Мамины глаза были закрыты, она пребывала в морфиновом царстве покоя: то, что казалось ей очередным приступом серповидно-клеточной анемии, еще одним вошедшим в привычку приступом боли, который следует переждать, оказалось на поверку лимфомой. И когда врачи это выяснили, было уже слишком поздно. Кожа у нее приобрела лимонно-серый оттенок. Ей было чуть за тридцать, но выглядела она значительно старше.

Тени захотелось встряхнуть себя, того нелепого подростка, которым он был когда-то, заставить оторваться от книжки, взять ее за руку, поговорить с ней, сделать хоть что-нибудь, пока она окончательно не ускользнула из этого мира, а осталось ей совсем недолго, и он об этом знал. Но дотронуться до самого себя он не мог, а потому продолжал читать; вот так мама и умерла, пока он сидел рядом и читал эту толстую книгу.

После смерти матери он практически перестал читать. Литературе верить нельзя. Какой от книжек толк, если они не в состоянии уберечь тебя от чего-нибудь вроде этого?

Тень вышел из больничной палаты и двинулся дальше по извилистому коридору, который уходил куда-то вниз, в самую земную глубь.

Потом он снова увидел маму и глазам своим не поверил — такая она была молодая: ей, наверное, и двадцати пяти-то еще нет, и никаких болезней у нее еще не обнаружили. Она в квартире, в очередной съемной посольской квартире где-то в Северной Европе. Он оглядывается вокруг в поисках хоть какого-то ключа к ситуации и видит самого себя: мелкого засранца с большими серыми глазами и темными волосами. Они с мамой ругаются. Еще не услышав ни единого слова, Тень уже знает, о чем спор: в конце концов только на этой почве они и ссорились, а больше ни на какой.

— Расскажи мне об отце.

— Он умер. Не доставай меня.

— А кто он был?

— Забудь про него вообще! Он умер, нет его, и ты ничего в этой жизни не потерял!
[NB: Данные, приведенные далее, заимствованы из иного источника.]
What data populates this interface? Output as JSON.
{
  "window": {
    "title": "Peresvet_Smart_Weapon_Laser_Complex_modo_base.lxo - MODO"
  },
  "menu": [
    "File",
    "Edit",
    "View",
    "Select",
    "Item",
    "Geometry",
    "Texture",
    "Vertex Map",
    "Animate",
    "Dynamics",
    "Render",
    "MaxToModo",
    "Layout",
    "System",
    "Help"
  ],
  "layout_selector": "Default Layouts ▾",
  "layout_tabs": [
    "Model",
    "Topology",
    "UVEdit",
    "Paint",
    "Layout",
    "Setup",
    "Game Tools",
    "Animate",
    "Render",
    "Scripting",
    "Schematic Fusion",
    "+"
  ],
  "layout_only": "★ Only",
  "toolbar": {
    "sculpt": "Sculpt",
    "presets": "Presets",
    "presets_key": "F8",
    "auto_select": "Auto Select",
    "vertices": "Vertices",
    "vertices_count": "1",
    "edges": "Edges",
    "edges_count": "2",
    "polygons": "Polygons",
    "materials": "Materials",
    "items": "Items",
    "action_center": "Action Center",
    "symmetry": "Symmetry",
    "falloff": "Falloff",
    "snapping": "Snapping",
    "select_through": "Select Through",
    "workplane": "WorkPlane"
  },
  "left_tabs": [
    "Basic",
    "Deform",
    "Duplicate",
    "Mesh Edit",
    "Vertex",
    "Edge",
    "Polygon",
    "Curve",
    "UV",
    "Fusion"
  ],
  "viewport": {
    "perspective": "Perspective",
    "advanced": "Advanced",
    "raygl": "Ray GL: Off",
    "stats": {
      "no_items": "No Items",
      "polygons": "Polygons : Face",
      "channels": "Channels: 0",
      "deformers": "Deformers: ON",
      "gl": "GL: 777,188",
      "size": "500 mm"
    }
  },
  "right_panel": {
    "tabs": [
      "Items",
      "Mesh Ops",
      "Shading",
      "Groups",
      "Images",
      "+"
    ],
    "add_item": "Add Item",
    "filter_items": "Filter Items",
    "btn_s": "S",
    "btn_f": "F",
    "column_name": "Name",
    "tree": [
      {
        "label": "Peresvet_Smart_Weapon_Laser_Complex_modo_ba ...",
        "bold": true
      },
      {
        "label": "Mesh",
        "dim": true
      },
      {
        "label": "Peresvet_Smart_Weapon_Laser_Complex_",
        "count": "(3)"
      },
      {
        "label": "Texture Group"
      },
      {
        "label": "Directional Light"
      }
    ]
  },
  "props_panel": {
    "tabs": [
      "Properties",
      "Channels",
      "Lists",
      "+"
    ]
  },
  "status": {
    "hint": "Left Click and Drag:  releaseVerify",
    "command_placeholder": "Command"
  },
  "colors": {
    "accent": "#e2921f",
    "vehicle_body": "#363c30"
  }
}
— Покажи мне его фотографию.

— Нет у меня никакой фотографии, — говорит она, и голос у нее становится тихим и яростным, и он знает, что если и дальше будет задавать вопросы, она на него накричит или ударит, а еще он знает, что не перестанет задавать вопросы, — поэтому Тень развернулся и пошел по туннелю прочь.

Туннель змеился, и петлял, и закладывал кольца, наводя его на мысли о змеиной коже, о кишках и о самых глубинных, уходящих бог весть в какие подземные тверди корнях дерева. По левую руку у него обнаружился водоем; он услышал, как капает в него вода, еще издалека, но вблизи оказалось, что падающие откуда-то сверху струйки практически не нарушают зеркальной чистоты поверхности. Он опустился на колени и напился, зачерпывая воду рукой. Потом пошел дальше и неожиданно для себя очутился на танцплощадке с плавающими по полу яркими пятнами флуоресцентного света: будто попал невзначай в самый центр вселенной, и все на свете звезды и планеты вращаются теперь вокруг тебя. Но он не слышал никого и ничего, ни музыки, ни людей, которые пытались перекричать музыку, он смотрел во все глаза на женщину, в которой, пожалуй, даже и не признал бы при других обстоятельствах собственную мать, потому что в те годы, когда он ее знал, она такой уже не была — да что там, здесь она почти ребенок…

И она — танцевала.

Тень поймал себя на том, что ничуть не удивился, когда узнал ее партнера. За прошедшие с этих пор тридцать три года он практически не изменился.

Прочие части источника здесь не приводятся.